On the other hand, it’s important to recognize that feelings are not all-powerful forces. Once you sense the mood of your workplace, you can feel intimidated by the strength of those feelings. You might even think that the company emotions are just there like a weather system. But, look, when everybody starts making cynical noises, that doesn’t mean your organizational vibe is unchangeable. As one researcher notes, it’s possible to suffer “a burnout climate” in your company. But it’s also possible to imagine what he calls a “‘positive contagion,’” in which calm prevails.
I don’t think that the researcher is promoting naive optimism, as if all you had to do was manifest positivity to revolutionize your workplace. That sort of change-your-mind/change-your-world becomes what Lauren Berlant calls cruel optimism. But if people make the pervading vibe, people can remake it, too.
How to Switch Modes away from Contagious Burnout
The change I’m recommending this week shifts from absorbent apathy to shareable joy.
Absorbent apathy means that when someone else exhibits burnout, you simply take it on as your own. You soak up other people’s emotions.
In contrast, the shift to shareable joy looks for ways to circulate more sustainable feelings into your workplace culture.
Notice, I’m saying “shareable.” If you force positivity on others, or if you willfully ignore what’s unfair in your workplace in order to stay on the sunny side of the street, your joy isn’t shareable but coercive.
Let’s talk through a few practices to cultivate shareable joy.
Celebrate your own wins - This sort of storytelling might sound like flexing, which can be hard for you, especially if you come from the Midwest or from a religious home that urged a false humility. But no accomplishment ever traces to just one person, which means that celebrating your wins can be a mode of gratitude. Your celebration script doesn’t have to be elaborate: “Can I say something that made me happy today? I finally finished my Q3 report—and it’s my best work yet.” That kind of storytelling is a contagious practice.

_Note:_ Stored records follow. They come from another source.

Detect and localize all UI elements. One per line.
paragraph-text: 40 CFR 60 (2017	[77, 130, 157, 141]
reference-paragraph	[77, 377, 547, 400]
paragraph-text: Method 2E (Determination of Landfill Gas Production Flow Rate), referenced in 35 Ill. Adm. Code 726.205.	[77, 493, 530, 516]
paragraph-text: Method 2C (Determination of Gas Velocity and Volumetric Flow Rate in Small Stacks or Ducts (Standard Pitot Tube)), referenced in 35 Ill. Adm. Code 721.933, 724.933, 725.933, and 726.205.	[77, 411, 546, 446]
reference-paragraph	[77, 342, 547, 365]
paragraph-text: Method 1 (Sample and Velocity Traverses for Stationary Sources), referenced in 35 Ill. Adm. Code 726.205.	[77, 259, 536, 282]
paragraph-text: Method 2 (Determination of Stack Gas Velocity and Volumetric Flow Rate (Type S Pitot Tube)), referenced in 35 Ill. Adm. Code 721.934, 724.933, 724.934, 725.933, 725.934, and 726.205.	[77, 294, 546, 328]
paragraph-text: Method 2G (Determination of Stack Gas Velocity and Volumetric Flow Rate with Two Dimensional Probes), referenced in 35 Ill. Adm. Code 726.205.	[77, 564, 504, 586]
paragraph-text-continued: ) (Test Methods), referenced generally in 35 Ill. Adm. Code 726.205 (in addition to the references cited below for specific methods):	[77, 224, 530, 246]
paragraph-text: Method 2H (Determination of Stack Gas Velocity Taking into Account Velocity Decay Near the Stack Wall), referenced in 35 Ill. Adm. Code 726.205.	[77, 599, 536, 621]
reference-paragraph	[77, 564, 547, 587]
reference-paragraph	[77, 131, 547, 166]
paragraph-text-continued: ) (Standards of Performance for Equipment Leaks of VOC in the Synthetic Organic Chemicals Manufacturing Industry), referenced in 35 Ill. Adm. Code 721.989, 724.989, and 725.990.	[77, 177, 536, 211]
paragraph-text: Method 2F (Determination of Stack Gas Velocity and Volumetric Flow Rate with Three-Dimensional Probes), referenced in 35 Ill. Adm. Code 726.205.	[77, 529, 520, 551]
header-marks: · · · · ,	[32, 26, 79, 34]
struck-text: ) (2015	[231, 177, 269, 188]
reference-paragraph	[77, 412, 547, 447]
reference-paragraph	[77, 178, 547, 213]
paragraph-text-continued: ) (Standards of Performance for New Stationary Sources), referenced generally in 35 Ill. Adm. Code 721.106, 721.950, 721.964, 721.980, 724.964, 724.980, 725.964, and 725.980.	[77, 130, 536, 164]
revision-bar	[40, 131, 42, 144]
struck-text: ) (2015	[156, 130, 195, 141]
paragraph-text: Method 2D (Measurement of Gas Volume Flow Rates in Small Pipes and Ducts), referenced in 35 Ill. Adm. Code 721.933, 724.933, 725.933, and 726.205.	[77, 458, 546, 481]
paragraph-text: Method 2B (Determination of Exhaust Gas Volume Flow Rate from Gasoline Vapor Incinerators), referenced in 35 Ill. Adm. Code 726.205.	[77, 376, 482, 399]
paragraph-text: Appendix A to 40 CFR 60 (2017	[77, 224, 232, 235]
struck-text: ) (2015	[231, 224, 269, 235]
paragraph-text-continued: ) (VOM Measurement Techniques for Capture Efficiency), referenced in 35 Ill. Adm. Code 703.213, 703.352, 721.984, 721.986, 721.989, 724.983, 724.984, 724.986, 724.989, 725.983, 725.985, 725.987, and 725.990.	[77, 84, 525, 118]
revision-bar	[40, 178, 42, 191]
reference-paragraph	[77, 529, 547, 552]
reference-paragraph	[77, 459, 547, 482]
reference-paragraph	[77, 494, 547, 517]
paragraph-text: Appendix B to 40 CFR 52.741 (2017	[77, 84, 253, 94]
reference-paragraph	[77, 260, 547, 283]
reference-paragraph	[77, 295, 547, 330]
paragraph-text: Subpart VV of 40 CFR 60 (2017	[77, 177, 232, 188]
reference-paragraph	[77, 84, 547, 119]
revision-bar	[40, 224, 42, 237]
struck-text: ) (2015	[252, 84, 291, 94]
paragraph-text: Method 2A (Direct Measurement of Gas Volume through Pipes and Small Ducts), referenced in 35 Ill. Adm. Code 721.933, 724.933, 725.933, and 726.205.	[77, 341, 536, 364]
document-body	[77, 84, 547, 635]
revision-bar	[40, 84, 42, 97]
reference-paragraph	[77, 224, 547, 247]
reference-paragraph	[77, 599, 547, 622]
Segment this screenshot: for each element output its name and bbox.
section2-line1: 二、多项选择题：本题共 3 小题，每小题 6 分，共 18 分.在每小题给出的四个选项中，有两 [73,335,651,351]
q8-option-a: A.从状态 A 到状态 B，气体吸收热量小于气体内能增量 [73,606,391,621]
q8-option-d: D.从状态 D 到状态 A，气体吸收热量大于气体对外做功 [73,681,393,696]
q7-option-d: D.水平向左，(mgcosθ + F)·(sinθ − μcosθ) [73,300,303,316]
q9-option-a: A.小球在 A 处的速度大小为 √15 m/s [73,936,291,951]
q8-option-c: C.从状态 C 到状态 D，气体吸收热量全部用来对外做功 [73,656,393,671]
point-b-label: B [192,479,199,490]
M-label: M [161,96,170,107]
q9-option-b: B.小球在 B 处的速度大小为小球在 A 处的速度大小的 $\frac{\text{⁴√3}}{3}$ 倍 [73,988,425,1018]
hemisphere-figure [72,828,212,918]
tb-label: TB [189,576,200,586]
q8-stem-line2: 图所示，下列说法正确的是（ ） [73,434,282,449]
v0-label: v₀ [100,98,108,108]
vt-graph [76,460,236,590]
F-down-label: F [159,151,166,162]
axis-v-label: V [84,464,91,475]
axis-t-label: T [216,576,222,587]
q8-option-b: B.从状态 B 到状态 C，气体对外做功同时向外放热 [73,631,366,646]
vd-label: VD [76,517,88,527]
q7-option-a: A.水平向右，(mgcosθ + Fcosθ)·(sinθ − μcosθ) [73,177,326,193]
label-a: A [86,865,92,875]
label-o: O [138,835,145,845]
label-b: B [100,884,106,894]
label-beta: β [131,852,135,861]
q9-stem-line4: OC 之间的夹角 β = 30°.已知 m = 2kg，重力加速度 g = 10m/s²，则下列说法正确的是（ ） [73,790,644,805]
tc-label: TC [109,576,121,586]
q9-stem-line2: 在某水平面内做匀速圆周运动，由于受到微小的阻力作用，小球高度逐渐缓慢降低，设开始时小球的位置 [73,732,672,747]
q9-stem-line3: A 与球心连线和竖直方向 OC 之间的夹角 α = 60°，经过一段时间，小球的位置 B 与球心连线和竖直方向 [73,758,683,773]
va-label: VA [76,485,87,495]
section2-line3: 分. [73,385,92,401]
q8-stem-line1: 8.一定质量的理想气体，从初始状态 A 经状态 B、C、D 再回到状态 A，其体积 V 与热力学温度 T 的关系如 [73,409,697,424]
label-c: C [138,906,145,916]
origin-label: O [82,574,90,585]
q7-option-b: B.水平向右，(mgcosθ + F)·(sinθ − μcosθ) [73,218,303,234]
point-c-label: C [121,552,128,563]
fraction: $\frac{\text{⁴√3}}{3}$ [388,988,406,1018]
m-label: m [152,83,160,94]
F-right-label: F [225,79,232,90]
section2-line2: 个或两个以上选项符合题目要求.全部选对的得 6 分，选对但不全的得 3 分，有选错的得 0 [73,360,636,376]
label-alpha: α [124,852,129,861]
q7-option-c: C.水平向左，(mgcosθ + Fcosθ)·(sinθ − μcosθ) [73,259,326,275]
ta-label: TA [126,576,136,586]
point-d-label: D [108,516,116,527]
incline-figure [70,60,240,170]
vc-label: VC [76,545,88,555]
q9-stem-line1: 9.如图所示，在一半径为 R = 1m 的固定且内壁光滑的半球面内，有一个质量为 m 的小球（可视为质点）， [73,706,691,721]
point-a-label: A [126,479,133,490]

Jot a note about other people’s powers - I’ve heard about companies who put up whiteboards so coworkers can jot on sticky notes what makes their coworkers amazing. This sort of appreciation doesn’t have to be elaborate: “Geena does amazing slide decks” or “Sam makes the rest of us look good everyday.” Out-loud appreciation can be catching in a company’s respiratory system.

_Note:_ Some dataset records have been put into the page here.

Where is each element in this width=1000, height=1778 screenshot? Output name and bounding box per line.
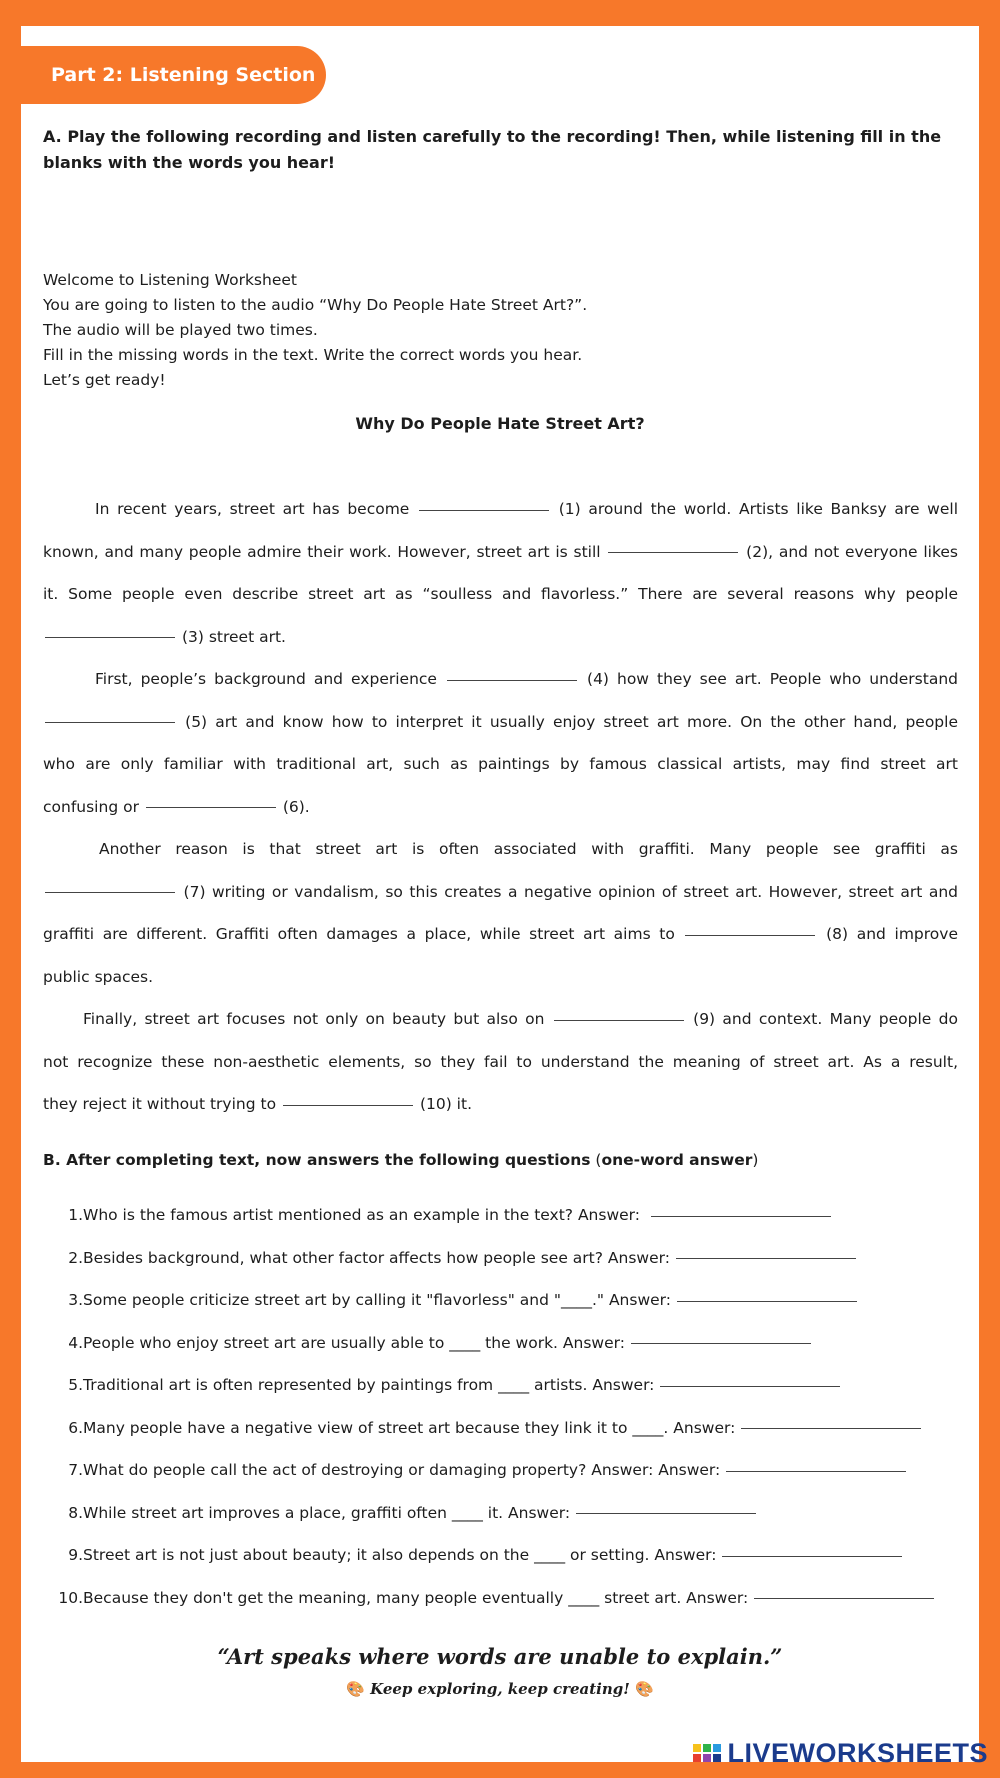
intro-line: Welcome to Listening Worksheet [43, 271, 297, 289]
story-text-segment: (2), and not everyone likes [746, 542, 959, 561]
fill-blank-8[interactable] [685, 934, 815, 936]
question-text: Many people have a negative view of street art because they link it to ____. Answer: [83, 1418, 736, 1437]
story-text-segment: (8) and improve [826, 925, 958, 943]
closing-tagline [21, 1680, 979, 1698]
story-line [43, 956, 958, 999]
intro-block [43, 268, 943, 393]
fill-blank-6[interactable] [146, 806, 276, 808]
story-line [43, 1083, 958, 1126]
story-text-segment: it. Some people even describe street art as “soulless and flavorless.” There are several reasons why people [43, 585, 958, 603]
closing-quote: “Art speaks where words are unable to explain.” [217, 1644, 783, 1669]
story-line [43, 658, 958, 701]
question-number: 3. [68, 1291, 83, 1309]
question-item [43, 1534, 978, 1577]
story-line [43, 701, 958, 744]
story-line [43, 488, 958, 531]
story-line [43, 1041, 958, 1084]
section-b-instruction [43, 1151, 968, 1169]
story-line [43, 913, 958, 956]
question-text: While street art improves a place, graffiti often ____ it. Answer: [83, 1503, 571, 1522]
story-text-segment: In recent years, street art has become [95, 500, 410, 518]
fill-blank-5[interactable] [45, 721, 175, 723]
answer-input[interactable] [631, 1342, 811, 1344]
section-b-instruction-main: B. After completing text, now answers the following questions [43, 1151, 591, 1169]
story-text-segment: not recognize these non-aesthetic elements, so they fail to understand the meaning of street art. As a result, [43, 1052, 958, 1071]
story-line [43, 616, 958, 659]
story-text-segment: (1) around the world. Artists like Banksy are well [558, 500, 958, 518]
story-text-segment: (5) art and know how to interpret it usually enjoy street art more. On the other hand, people [185, 712, 958, 731]
question-text: People who enjoy street art are usually able to ____ the work. Answer: [83, 1333, 625, 1352]
answer-input[interactable] [677, 1300, 857, 1302]
question-item [43, 1449, 978, 1492]
intro-line: You are going to listen to the audio “Why Do People Hate Street Art?”. [43, 296, 588, 314]
question-number: 4. [68, 1333, 83, 1352]
story-line [43, 998, 958, 1041]
fill-blank-1[interactable] [419, 509, 549, 511]
question-text: Who is the famous artist mentioned as an example in the text? Answer: [83, 1206, 645, 1224]
story-text-segment: (10) it. [419, 1095, 472, 1113]
question-number: 7. [68, 1461, 83, 1479]
story-line [43, 828, 958, 871]
logo-mark-icon [693, 1744, 721, 1762]
answer-input[interactable] [726, 1470, 906, 1472]
story-line [43, 531, 958, 574]
story-line [43, 786, 958, 829]
section-tab: Part 2: Listening Section [21, 46, 326, 104]
answer-input[interactable] [722, 1555, 902, 1557]
question-item [43, 1237, 978, 1280]
fill-blank-4[interactable] [447, 679, 577, 681]
fill-blank-7[interactable] [45, 891, 175, 893]
story-text-segment: (6). [282, 797, 310, 816]
story-line [43, 871, 958, 914]
story-text-segment: confusing or [43, 797, 139, 816]
paren-open: ( [590, 1151, 602, 1169]
palette-icon: 🎨 [346, 1680, 365, 1698]
question-item [43, 1322, 978, 1365]
story-text-segment: (9) and context. Many people do [693, 1010, 958, 1028]
answer-input[interactable] [576, 1512, 756, 1514]
story-text-segment: known, and many people admire their work. However, street art is still [43, 542, 601, 561]
answer-input[interactable] [660, 1385, 840, 1387]
story-text-segment: graffiti are different. Graffiti often damages a place, while street art aims to [43, 925, 675, 943]
fill-blank-9[interactable] [554, 1019, 684, 1021]
fill-blank-10[interactable] [283, 1104, 413, 1106]
worksheet-page [21, 26, 979, 1762]
fill-blank-3[interactable] [45, 636, 175, 638]
question-number: 6. [68, 1418, 83, 1437]
answer-input[interactable] [651, 1215, 831, 1217]
liveworksheets-logo [693, 1736, 988, 1770]
story-line [43, 743, 958, 786]
question-number: 5. [68, 1376, 83, 1394]
intro-line: Let’s get ready! [43, 371, 166, 389]
question-text: Because they don't get the meaning, many people eventually ____ street art. Answer: [83, 1588, 749, 1607]
question-list [43, 1194, 978, 1619]
tagline-text: Keep exploring, keep creating! [370, 1680, 630, 1698]
question-item [43, 1364, 978, 1407]
question-number: 2. [68, 1248, 83, 1267]
question-number: 8. [68, 1503, 83, 1522]
section-b-instruction-note: one-word answer [601, 1151, 753, 1169]
fill-blank-2[interactable] [608, 551, 738, 553]
intro-line: Fill in the missing words in the text. Write the correct words you hear. [43, 346, 583, 364]
question-item [43, 1407, 978, 1450]
question-item [43, 1577, 978, 1620]
question-number: 9. [68, 1546, 83, 1564]
question-text: Street art is not just about beauty; it also depends on the ____ or setting. Answer: [83, 1546, 717, 1564]
story-text-segment: public spaces. [43, 967, 154, 986]
palette-icon: 🎨 [635, 1680, 654, 1698]
question-item [43, 1279, 978, 1322]
story-text-segment: (3) street art. [181, 627, 286, 646]
question-item [43, 1194, 978, 1237]
intro-line: The audio will be played two times. [43, 321, 318, 339]
question-item [43, 1492, 978, 1535]
story-text-segment: (7) writing or vandalism, so this creates a negative opinion of street art. However, street art and [183, 882, 958, 901]
question-text: Some people criticize street art by calling it "flavorless" and "____." Answer: [83, 1291, 671, 1309]
answer-input[interactable] [754, 1597, 934, 1599]
question-text: What do people call the act of destroying or damaging property? Answer: Answer: [83, 1461, 721, 1479]
story-text-segment: (4) how they see art. People who understand [587, 670, 958, 688]
answer-input[interactable] [676, 1257, 856, 1259]
story-line [43, 573, 958, 616]
answer-input[interactable] [741, 1427, 921, 1429]
story-text [43, 488, 958, 1126]
story-text-segment: First, people’s background and experience [95, 670, 437, 688]
story-text-segment: Another reason is that street art is often associated with graffiti. Many people see graffiti as [99, 840, 958, 858]
story-text-segment: who are only familiar with traditional art, such as paintings by famous classical artists, may find street art [43, 755, 958, 773]
section-a-instruction: A. Play the following recording and listen carefully to the recording! Then, while listening fill in the blanks with the words you hear! [43, 127, 942, 172]
question-text: Traditional art is often represented by paintings from ____ artists. Answer: [83, 1376, 655, 1394]
story-title: Why Do People Hate Street Art? [355, 414, 645, 433]
question-number: 10. [58, 1588, 83, 1607]
story-text-segment: they reject it without trying to [43, 1095, 277, 1113]
question-text: Besides background, what other factor affects how people see art? Answer: [83, 1248, 670, 1267]
logo-text: LIVEWORKSHEETS [727, 1737, 988, 1768]
question-number: 1. [68, 1206, 83, 1224]
story-text-segment: Finally, street art focuses not only on beauty but also on [83, 1010, 545, 1028]
paren-close: ) [752, 1151, 759, 1169]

Give a belly laugh once a day - Maybe this is getting close to the obnoxious (and privileged) cheerfulness of live-laugh-love. But I do think it’s important to laugh from your core once a day. And there’s research to back that up, as Allison Beard writes in the Harvard Business Review. (Even the Mayo Clinic agrees.) So, go ahead and make the sound of your laugh the trending audio of your workplace.
When It’s Giving Dark Empathy
One final note: this newsletter has approached a blindspot in professional self-help literature. Hardly anything is more common in how-to-be-professional literature today than the advice to show empathy. But that capacity can be over-developed.
As I was discussing this week’s topic with a friend, she told me it made her think of childhood trauma. As a kid, she was always noticing her parents’ feelings. Her emotional antennae were exquisitely precise, because sensing other people’s emotions was a matter of survival. Now, as a company owner and a frequent collaborator with other professionals, she’s learned that “their bad day doesn’t have to mean your bad day. You can be sympathetic without joining them in misery.”
The same thing goes for you, even if the only “trauma” you feel comes from doom-scrolling. To refuse to sponge up what people around you feel isn’t an isolating move necessarily. It may be an act of care simply to feel otherwise.